Friday, September 06, 2002

The Beauty of Beasts at the 2002 St. Joseph County 4-H Fair

I go to the 4-H Fair for the barn animals, and I’m never disappointed. While others are tossing softballs into buckets or being whipped through the air on giant tinker toys, I am mingling with the goat people, the sheep people, the pig and cow people, the chicken, duck and rabbit folks. In the barns you learn a lot just by looking; but if you’re lucky you can also talk to the people who trained the goats to pull carts and fed the geese every day. Some of them are quite young but speak with authority. From one middle school girl, I learned about raising pygmy goat wethers as pets. She was carrying her own little goat around on her hip as we talked. I began to imagine the day when my wife and I would own a parcel of farmland and I too would be truly happy, carrying my own little goats around on my hip.

Admittedly, I go to animal shows for the art. I dream of having several breeds of goat, because each has its unique aesthetic appeal. La Manchas hardly have any ears, just stunted little curls of flesh flattened to their heads. They are as sleek as swimmers. Nubian goats have big pointed ears that fall to the sides of their heads like wings. Their spotted coats are a picture of wind-shorn clouds in a black sky. The stuff of daydreams. Pygmy goats are my favorite, though. What you have to love about them is their upright ears, which give them, even when they don’t have horns, a mischievous, almost diabolical appearance. Like clowns and other performance artists, goats seem to have a mysterious connection to “the dark side,” which is partly a reflection of their intelligence.

In this regard, could two animals possibly be more dissimilar than goats and sheep? At a glance you can hardly tell some of them apart. Get up close to them and look them in the eye, and you may be astonished to see that each animal has horizontally rectangular pupils. In the sheep, though, these pupils suggest an opium-induced stupor; whereas in the goat, they twinkle and laugh and give to each individual a touch of the maniac. The most delightful scene I witnessed in the goat pens this year was also the most maniacal: a frisky young gray pygmy goat skipping around its cage and periodically springing into the air to perform an aerial bank off the side of its mother. When it wasn’t doing its circus routine, it was sleeping curled up in the food bowl.
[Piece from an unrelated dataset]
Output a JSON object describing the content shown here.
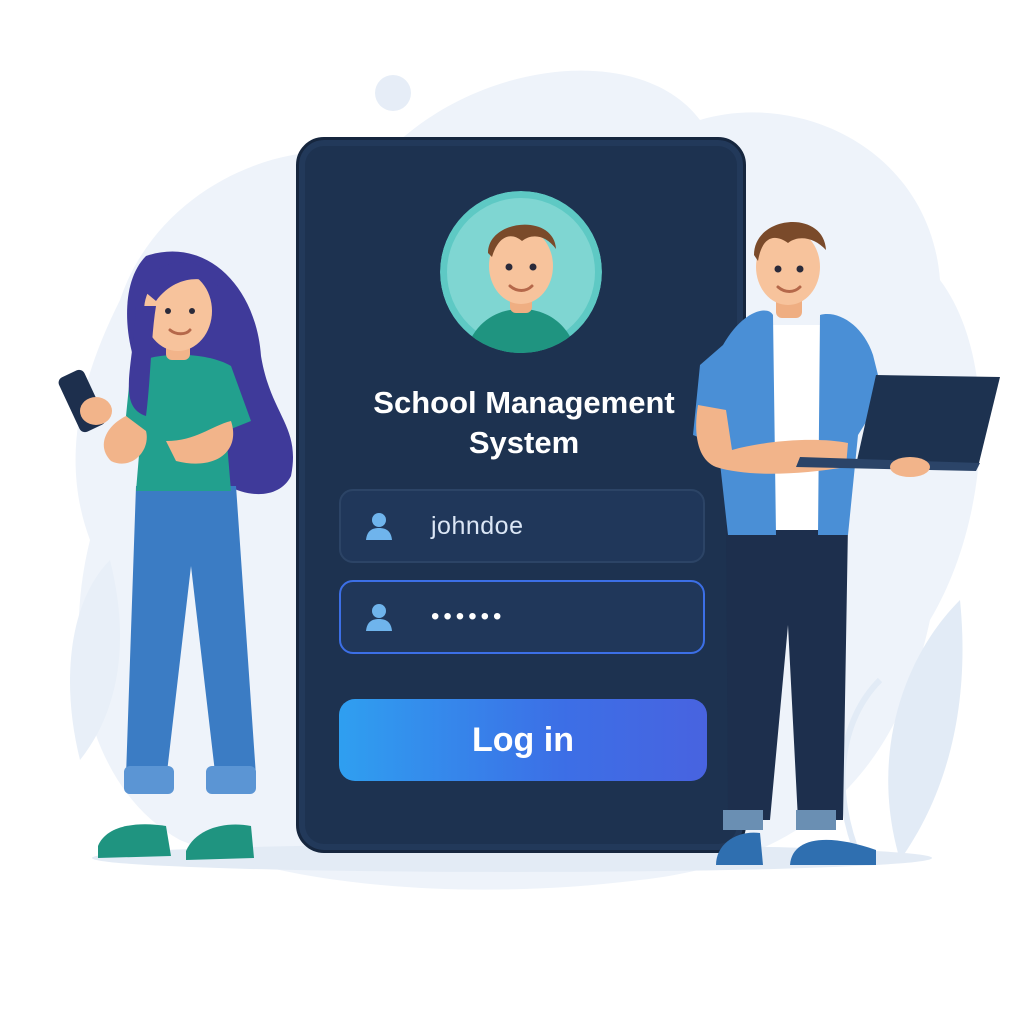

But the chickens are far and away the most amazing works of visual art. You haven’t really seen chickens until you’ve been to the 4-H Fair. These are not your grandmother’s laying hens. Alongside Rhode Island Reds and Orpington Buffs were such Vegas acts as the White Silkie and the Hamburg Silver Spangle. The White Silkie is a puffy bird, fluffy down to the feet and with what can only be described as a bouffant hairstyle from the late ‘Fifties. All chickens strut around like they know they’re hot stuff, but this one really is. The feathers of the Golden Laced Cochin are gold trimmed round in brown. The Golden Starbright, also a designer chicken, has golden-brown feathers trimmed in black, each one as distinct as a link in a coat of mail. The Buff Brahma sports a cascade of pointed black-and-rust feathers flowing down its ruff. Others aren’t so fortunate. There were some odd Silkies with helmet-like brick red combs and more toes than a bird needs. But I’ll never forget Brett Horein’s Black Fancy Rare Shamo Chickens, the roosters an iridescent blue and green. Or the elegance of Jessica Cartson’s Silver-Laced Wyandott hen.

My favorite birds at this year’s Fair were Sarah Horn’s champion White Runner ducks. Runner ducks are great layers, but that doesn’t interest me. What I admire is the Runner’s extreme, upright stance, more like a heron than a duck, with a narrow head and a down-curved beak just as wide as the head, altogether like the crook of a walking stick. Their slender bodies always seem to be straining upwards like a Brancusi sculpture. In fact, I’ve noticed that so many farm animals at the Fair have the beauty of works of art, that I’ve begun to reassess the standard assumption that the countryside is lacking in high culture. As we grow more distant from the farm, its aesthetic potential increases. The plants and animals that grow in the country are as surprising, their forms as radically diverse and every bit as fine, as the work our best artists produce. I can only hope that the young people who devote their time to caring for these animals are at the same time, like artists, learning how to praise.